Comparing Different Types of Artificial Neural Networks (ANNs)
Before discussing LSTM, let us first understand the difference between a traditional Artificial Neural Network (ANN), and a Recurrent Neural Network (RNN). Since ANN processes the input in only a forward direction, it doesn’t learn from errors. Also, they have frequent unexplained behavior. Therefore, Artificial Neural Networks (ANN) are suitable for storing information. In contrast, a Backpropagation ANN has an error function that computes the gradient of the error function for the weights of the network.
Backpropagation ANN allows the propagation of error backward to the hidden layers of the network and forces the adjustment in weights. This how a backpropagation ANN learns.
Another type of Artificial Neural Network is known as a Recurrent Neural Network (RNN). Basically, RNNs are the self-learning networks. They are suitable when the data has a sequential pattern such as text or speech. The RNNs recursively feed their outputs to the inputs. Hence, the current output depends upon the previous outputs in RNN.
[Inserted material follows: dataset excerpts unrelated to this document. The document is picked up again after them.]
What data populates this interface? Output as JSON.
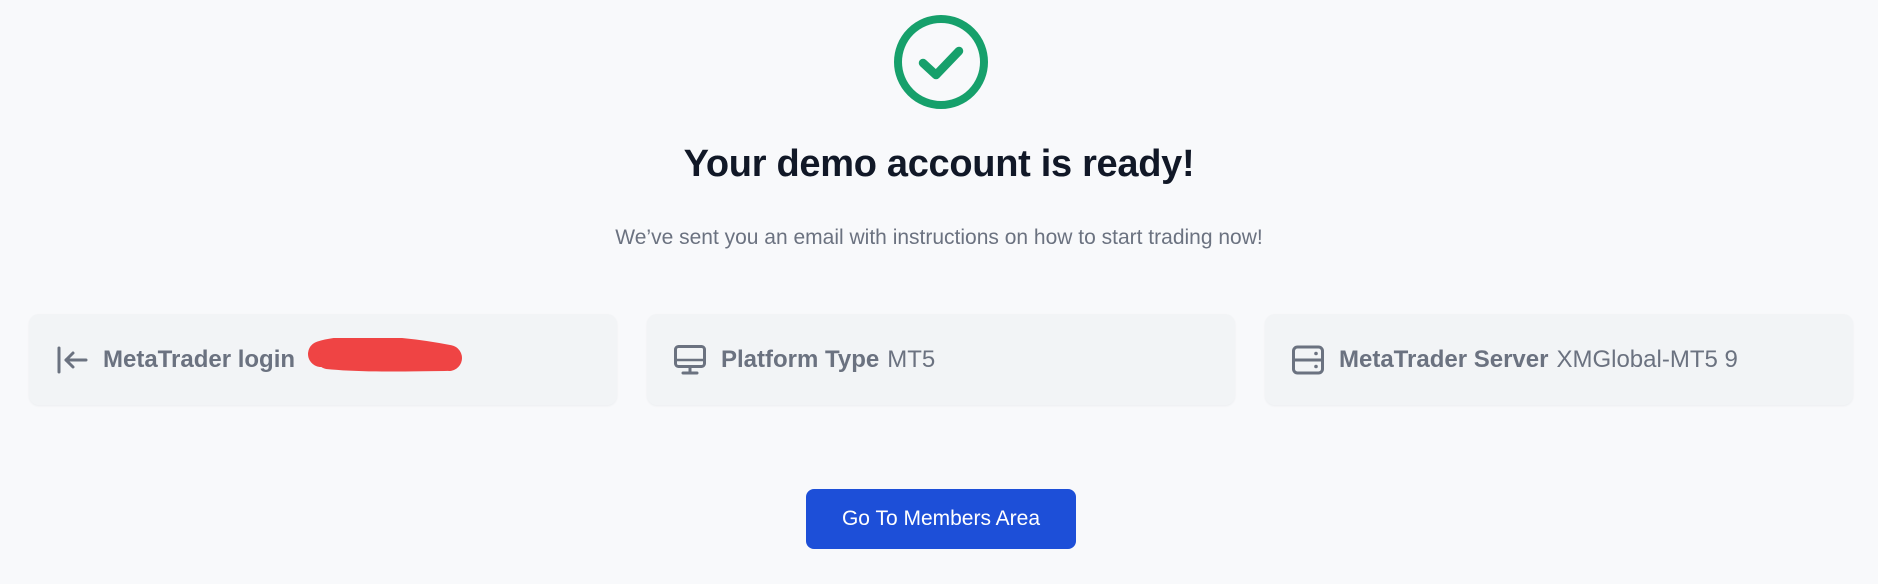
{
  "success_icon": {
    "name": "check-circle-icon",
    "color": "#16a06b"
  },
  "heading": "Your demo account is ready!",
  "subheading": "We’ve sent you an email with instructions on how to start trading now!",
  "cards": [
    {
      "icon": "login-arrow-icon",
      "label": "MetaTrader login",
      "value": "",
      "redacted": true
    },
    {
      "icon": "monitor-icon",
      "label": "Platform Type",
      "value": "MT5"
    },
    {
      "icon": "server-icon",
      "label": "MetaTrader Server",
      "value": "XMGlobal-MT5 9"
    }
  ],
  "cta_button": {
    "label": "Go To Members Area",
    "color": "#1d4fd8"
  },
  "colors": {
    "background": "#f8f9fb",
    "card_background": "#f2f4f6",
    "heading": "#111827",
    "muted_text": "#6b7280",
    "redaction": "#ef4444"
  }
}
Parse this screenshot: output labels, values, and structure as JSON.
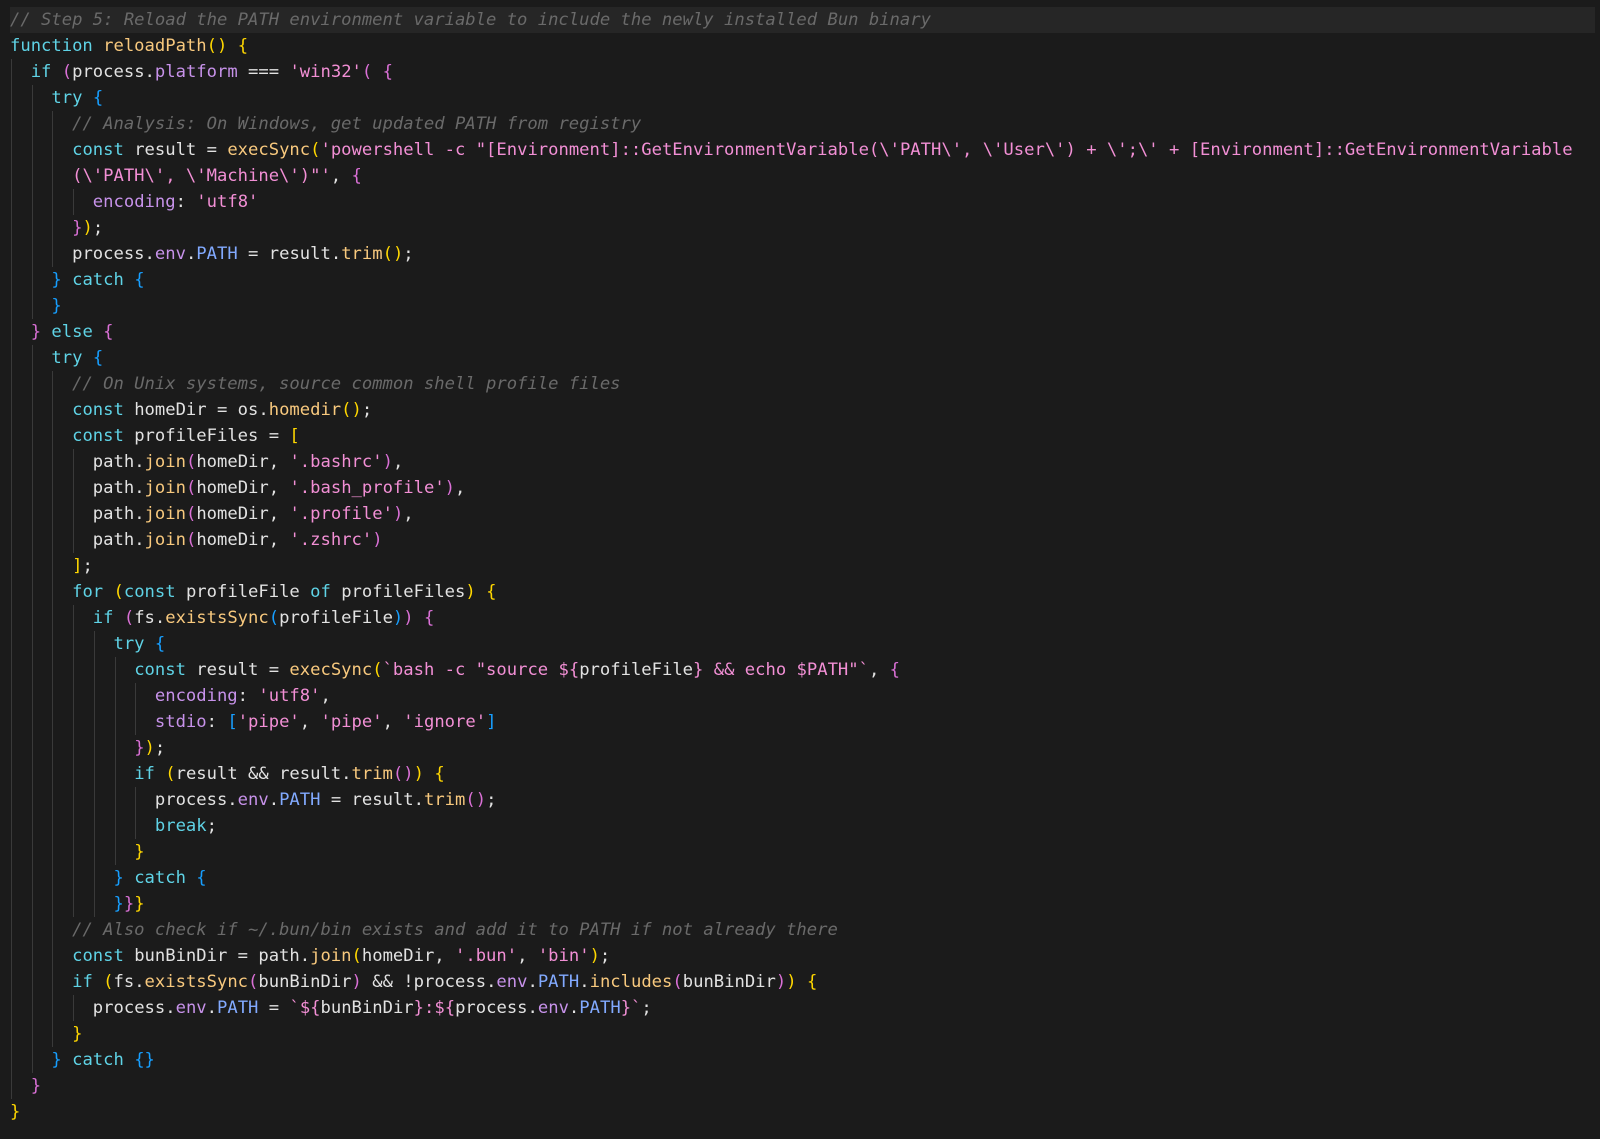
{
  "theme": {
    "background": "#1b1b1b",
    "highlight_line": "#262626",
    "indent_guide": "#3a3a3a",
    "colors": {
      "cm": "#6a6a6a",
      "kw": "#5fd3e6",
      "fn": "#f8c97e",
      "pl": "#e2e2e2",
      "pr": "#c792ea",
      "st": "#f28fd5",
      "cn": "#82aaff",
      "b1": "#ffd700",
      "b2": "#da70d6",
      "b3": "#179fff"
    }
  },
  "code": {
    "language": "javascript",
    "lines": [
      {
        "indent": 0,
        "hl": true,
        "tokens": [
          [
            "// Step 5: Reload the PATH environment variable to include the newly installed Bun binary",
            "cm"
          ]
        ]
      },
      {
        "indent": 0,
        "tokens": [
          [
            "function ",
            "kw"
          ],
          [
            "reloadPath",
            "fn"
          ],
          [
            "()",
            "b1"
          ],
          [
            " ",
            "pl"
          ],
          [
            "{",
            "b1"
          ]
        ]
      },
      {
        "indent": 1,
        "tokens": [
          [
            "if ",
            "kw"
          ],
          [
            "(",
            "b2"
          ],
          [
            "process.",
            "pl"
          ],
          [
            "platform",
            "pr"
          ],
          [
            " === ",
            "pl"
          ],
          [
            "'win32'",
            "st"
          ],
          [
            "(",
            "b2"
          ],
          [
            " ",
            "pl"
          ],
          [
            "{",
            "b2"
          ]
        ]
      },
      {
        "indent": 2,
        "tokens": [
          [
            "try ",
            "kw"
          ],
          [
            "{",
            "b3"
          ]
        ]
      },
      {
        "indent": 3,
        "tokens": [
          [
            "// Analysis: On Windows, get updated PATH from registry",
            "cm"
          ]
        ]
      },
      {
        "indent": 3,
        "tokens": [
          [
            "const ",
            "kw"
          ],
          [
            "result = ",
            "pl"
          ],
          [
            "execSync",
            "fn"
          ],
          [
            "(",
            "b1"
          ],
          [
            "'powershell -c \"[Environment]::GetEnvironmentVariable(\\'PATH\\', \\'User\\') + \\';\\' + [Environment]::GetEnvironmentVariable",
            "st"
          ]
        ]
      },
      {
        "indent": 3,
        "tokens": [
          [
            "(\\'PATH\\', \\'Machine\\')\"'",
            "st"
          ],
          [
            ", ",
            "pl"
          ],
          [
            "{",
            "b2"
          ]
        ]
      },
      {
        "indent": 4,
        "tokens": [
          [
            "encoding",
            "pr"
          ],
          [
            ": ",
            "pl"
          ],
          [
            "'utf8'",
            "st"
          ]
        ]
      },
      {
        "indent": 3,
        "tokens": [
          [
            "}",
            "b2"
          ],
          [
            ")",
            "b1"
          ],
          [
            ";",
            "pl"
          ]
        ]
      },
      {
        "indent": 3,
        "tokens": [
          [
            "process.",
            "pl"
          ],
          [
            "env",
            "pr"
          ],
          [
            ".",
            "pl"
          ],
          [
            "PATH",
            "cn"
          ],
          [
            " = result.",
            "pl"
          ],
          [
            "trim",
            "fn"
          ],
          [
            "()",
            "b1"
          ],
          [
            ";",
            "pl"
          ]
        ]
      },
      {
        "indent": 2,
        "tokens": [
          [
            "} ",
            "b3"
          ],
          [
            "catch ",
            "kw"
          ],
          [
            "{",
            "b3"
          ]
        ]
      },
      {
        "indent": 2,
        "tokens": [
          [
            "}",
            "b3"
          ]
        ]
      },
      {
        "indent": 1,
        "tokens": [
          [
            "} ",
            "b2"
          ],
          [
            "else ",
            "kw"
          ],
          [
            "{",
            "b2"
          ]
        ]
      },
      {
        "indent": 2,
        "tokens": [
          [
            "try ",
            "kw"
          ],
          [
            "{",
            "b3"
          ]
        ]
      },
      {
        "indent": 3,
        "tokens": [
          [
            "// On Unix systems, source common shell profile files",
            "cm"
          ]
        ]
      },
      {
        "indent": 3,
        "tokens": [
          [
            "const ",
            "kw"
          ],
          [
            "homeDir = os.",
            "pl"
          ],
          [
            "homedir",
            "fn"
          ],
          [
            "()",
            "b1"
          ],
          [
            ";",
            "pl"
          ]
        ]
      },
      {
        "indent": 3,
        "tokens": [
          [
            "const ",
            "kw"
          ],
          [
            "profileFiles = ",
            "pl"
          ],
          [
            "[",
            "b1"
          ]
        ]
      },
      {
        "indent": 4,
        "tokens": [
          [
            "path.",
            "pl"
          ],
          [
            "join",
            "fn"
          ],
          [
            "(",
            "b2"
          ],
          [
            "homeDir, ",
            "pl"
          ],
          [
            "'.bashrc'",
            "st"
          ],
          [
            ")",
            "b2"
          ],
          [
            ",",
            "pl"
          ]
        ]
      },
      {
        "indent": 4,
        "tokens": [
          [
            "path.",
            "pl"
          ],
          [
            "join",
            "fn"
          ],
          [
            "(",
            "b2"
          ],
          [
            "homeDir, ",
            "pl"
          ],
          [
            "'.bash_profile'",
            "st"
          ],
          [
            ")",
            "b2"
          ],
          [
            ",",
            "pl"
          ]
        ]
      },
      {
        "indent": 4,
        "tokens": [
          [
            "path.",
            "pl"
          ],
          [
            "join",
            "fn"
          ],
          [
            "(",
            "b2"
          ],
          [
            "homeDir, ",
            "pl"
          ],
          [
            "'.profile'",
            "st"
          ],
          [
            ")",
            "b2"
          ],
          [
            ",",
            "pl"
          ]
        ]
      },
      {
        "indent": 4,
        "tokens": [
          [
            "path.",
            "pl"
          ],
          [
            "join",
            "fn"
          ],
          [
            "(",
            "b2"
          ],
          [
            "homeDir, ",
            "pl"
          ],
          [
            "'.zshrc'",
            "st"
          ],
          [
            ")",
            "b2"
          ]
        ]
      },
      {
        "indent": 3,
        "tokens": [
          [
            "]",
            "b1"
          ],
          [
            ";",
            "pl"
          ]
        ]
      },
      {
        "indent": 3,
        "tokens": [
          [
            "for ",
            "kw"
          ],
          [
            "(",
            "b1"
          ],
          [
            "const ",
            "kw"
          ],
          [
            "profileFile ",
            "pl"
          ],
          [
            "of ",
            "kw"
          ],
          [
            "profileFiles",
            "pl"
          ],
          [
            ")",
            "b1"
          ],
          [
            " ",
            "pl"
          ],
          [
            "{",
            "b1"
          ]
        ]
      },
      {
        "indent": 4,
        "tokens": [
          [
            "if ",
            "kw"
          ],
          [
            "(",
            "b2"
          ],
          [
            "fs.",
            "pl"
          ],
          [
            "existsSync",
            "fn"
          ],
          [
            "(",
            "b3"
          ],
          [
            "profileFile",
            "pl"
          ],
          [
            ")",
            "b3"
          ],
          [
            ")",
            "b2"
          ],
          [
            " ",
            "pl"
          ],
          [
            "{",
            "b2"
          ]
        ]
      },
      {
        "indent": 5,
        "tokens": [
          [
            "try ",
            "kw"
          ],
          [
            "{",
            "b3"
          ]
        ]
      },
      {
        "indent": 6,
        "tokens": [
          [
            "const ",
            "kw"
          ],
          [
            "result = ",
            "pl"
          ],
          [
            "execSync",
            "fn"
          ],
          [
            "(",
            "b1"
          ],
          [
            "`bash -c \"source ",
            "st"
          ],
          [
            "${",
            "st"
          ],
          [
            "profileFile",
            "pl"
          ],
          [
            "}",
            "st"
          ],
          [
            " && echo $PATH\"`",
            "st"
          ],
          [
            ", ",
            "pl"
          ],
          [
            "{",
            "b2"
          ]
        ]
      },
      {
        "indent": 7,
        "tokens": [
          [
            "encoding",
            "pr"
          ],
          [
            ": ",
            "pl"
          ],
          [
            "'utf8'",
            "st"
          ],
          [
            ",",
            "pl"
          ]
        ]
      },
      {
        "indent": 7,
        "tokens": [
          [
            "stdio",
            "pr"
          ],
          [
            ": ",
            "pl"
          ],
          [
            "[",
            "b3"
          ],
          [
            "'pipe'",
            "st"
          ],
          [
            ", ",
            "pl"
          ],
          [
            "'pipe'",
            "st"
          ],
          [
            ", ",
            "pl"
          ],
          [
            "'ignore'",
            "st"
          ],
          [
            "]",
            "b3"
          ]
        ]
      },
      {
        "indent": 6,
        "tokens": [
          [
            "}",
            "b2"
          ],
          [
            ")",
            "b1"
          ],
          [
            ";",
            "pl"
          ]
        ]
      },
      {
        "indent": 6,
        "tokens": [
          [
            "if ",
            "kw"
          ],
          [
            "(",
            "b1"
          ],
          [
            "result && result.",
            "pl"
          ],
          [
            "trim",
            "fn"
          ],
          [
            "()",
            "b2"
          ],
          [
            ")",
            "b1"
          ],
          [
            " ",
            "pl"
          ],
          [
            "{",
            "b1"
          ]
        ]
      },
      {
        "indent": 7,
        "tokens": [
          [
            "process.",
            "pl"
          ],
          [
            "env",
            "pr"
          ],
          [
            ".",
            "pl"
          ],
          [
            "PATH",
            "cn"
          ],
          [
            " = result.",
            "pl"
          ],
          [
            "trim",
            "fn"
          ],
          [
            "()",
            "b2"
          ],
          [
            ";",
            "pl"
          ]
        ]
      },
      {
        "indent": 7,
        "tokens": [
          [
            "break",
            "kw"
          ],
          [
            ";",
            "pl"
          ]
        ]
      },
      {
        "indent": 6,
        "tokens": [
          [
            "}",
            "b1"
          ]
        ]
      },
      {
        "indent": 5,
        "tokens": [
          [
            "} ",
            "b3"
          ],
          [
            "catch ",
            "kw"
          ],
          [
            "{",
            "b3"
          ]
        ]
      },
      {
        "indent": 5,
        "tokens": [
          [
            "}",
            "b3"
          ],
          [
            "}",
            "b2"
          ],
          [
            "}",
            "b1"
          ]
        ]
      },
      {
        "indent": 3,
        "tokens": [
          [
            "// Also check if ~/.bun/bin exists and add it to PATH if not already there",
            "cm"
          ]
        ]
      },
      {
        "indent": 3,
        "tokens": [
          [
            "const ",
            "kw"
          ],
          [
            "bunBinDir = path.",
            "pl"
          ],
          [
            "join",
            "fn"
          ],
          [
            "(",
            "b1"
          ],
          [
            "homeDir, ",
            "pl"
          ],
          [
            "'.bun'",
            "st"
          ],
          [
            ", ",
            "pl"
          ],
          [
            "'bin'",
            "st"
          ],
          [
            ")",
            "b1"
          ],
          [
            ";",
            "pl"
          ]
        ]
      },
      {
        "indent": 3,
        "tokens": [
          [
            "if ",
            "kw"
          ],
          [
            "(",
            "b1"
          ],
          [
            "fs.",
            "pl"
          ],
          [
            "existsSync",
            "fn"
          ],
          [
            "(",
            "b2"
          ],
          [
            "bunBinDir",
            "pl"
          ],
          [
            ")",
            "b2"
          ],
          [
            " && !process.",
            "pl"
          ],
          [
            "env",
            "pr"
          ],
          [
            ".",
            "pl"
          ],
          [
            "PATH",
            "cn"
          ],
          [
            ".",
            "pl"
          ],
          [
            "includes",
            "fn"
          ],
          [
            "(",
            "b2"
          ],
          [
            "bunBinDir",
            "pl"
          ],
          [
            ")",
            "b2"
          ],
          [
            ")",
            "b1"
          ],
          [
            " ",
            "pl"
          ],
          [
            "{",
            "b1"
          ]
        ]
      },
      {
        "indent": 4,
        "tokens": [
          [
            "process.",
            "pl"
          ],
          [
            "env",
            "pr"
          ],
          [
            ".",
            "pl"
          ],
          [
            "PATH",
            "cn"
          ],
          [
            " = ",
            "pl"
          ],
          [
            "`",
            "st"
          ],
          [
            "${",
            "st"
          ],
          [
            "bunBinDir",
            "pl"
          ],
          [
            "}",
            "st"
          ],
          [
            ":",
            "st"
          ],
          [
            "${",
            "st"
          ],
          [
            "process.",
            "pl"
          ],
          [
            "env",
            "pr"
          ],
          [
            ".",
            "pl"
          ],
          [
            "PATH",
            "cn"
          ],
          [
            "}",
            "st"
          ],
          [
            "`",
            "st"
          ],
          [
            ";",
            "pl"
          ]
        ]
      },
      {
        "indent": 3,
        "tokens": [
          [
            "}",
            "b1"
          ]
        ]
      },
      {
        "indent": 2,
        "tokens": [
          [
            "} ",
            "b3"
          ],
          [
            "catch ",
            "kw"
          ],
          [
            "{}",
            "b3"
          ]
        ]
      },
      {
        "indent": 1,
        "tokens": [
          [
            "}",
            "b2"
          ]
        ]
      },
      {
        "indent": 0,
        "tokens": [
          [
            "}",
            "b1"
          ]
        ]
      }
    ]
  }
}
The drawback of Recurrent Neural Network (RNN)
Basically, RNNs suffer from a problem known as Long Term Dependency Problem. In other words, the gap between the past information learned and the current task may become very wide. Since Recurrent Neural Networks uses backpropagation for learning, the partial derivative of the error is computed and fed back to the network in order to adjust the weights.
Whenever this partial derivative becomes very small and multiplied to a small learning rate, the resulting quantity becomes too small. It actually vanishes. As a result, no further change in weights occurs and the learning stops. This situation is known as Vanishing Gradience. In order to overcome the problem of Vanishing Gradience, Long Short Term Memory (LSTM) is created.
Long Short Term Memory (LSTM)
For the purpose of avoiding the problem of vanishing gradients, the LSTM network maintains a state known as the Cell State in the network. Each cell in LSTM has gates that control the flow of information and determine what information is remembered and what is discarded. Consequently, a cell has the following gates.
- Forget Gate takes the output from the previous state and determines which information should be transferred ahead and makes use of a sigmoid function in order to filter the information.
- Input Gate adds new information from the current input vector.
- The Output Gate makes use of the sigmoid function in order to determine what value should be provided as the output.
This article on Long Short Term Memory – An Artificial Recurrent Neural Network Architecture describes the different variants of the Artificial Neural Networks (ANN) and compares them. Further, the Recurrent Neural Network (RNN) is also described in brief and the Problem of Vanishing Gradience is explained here. Finally, the Long Short Term Memory architecture is described.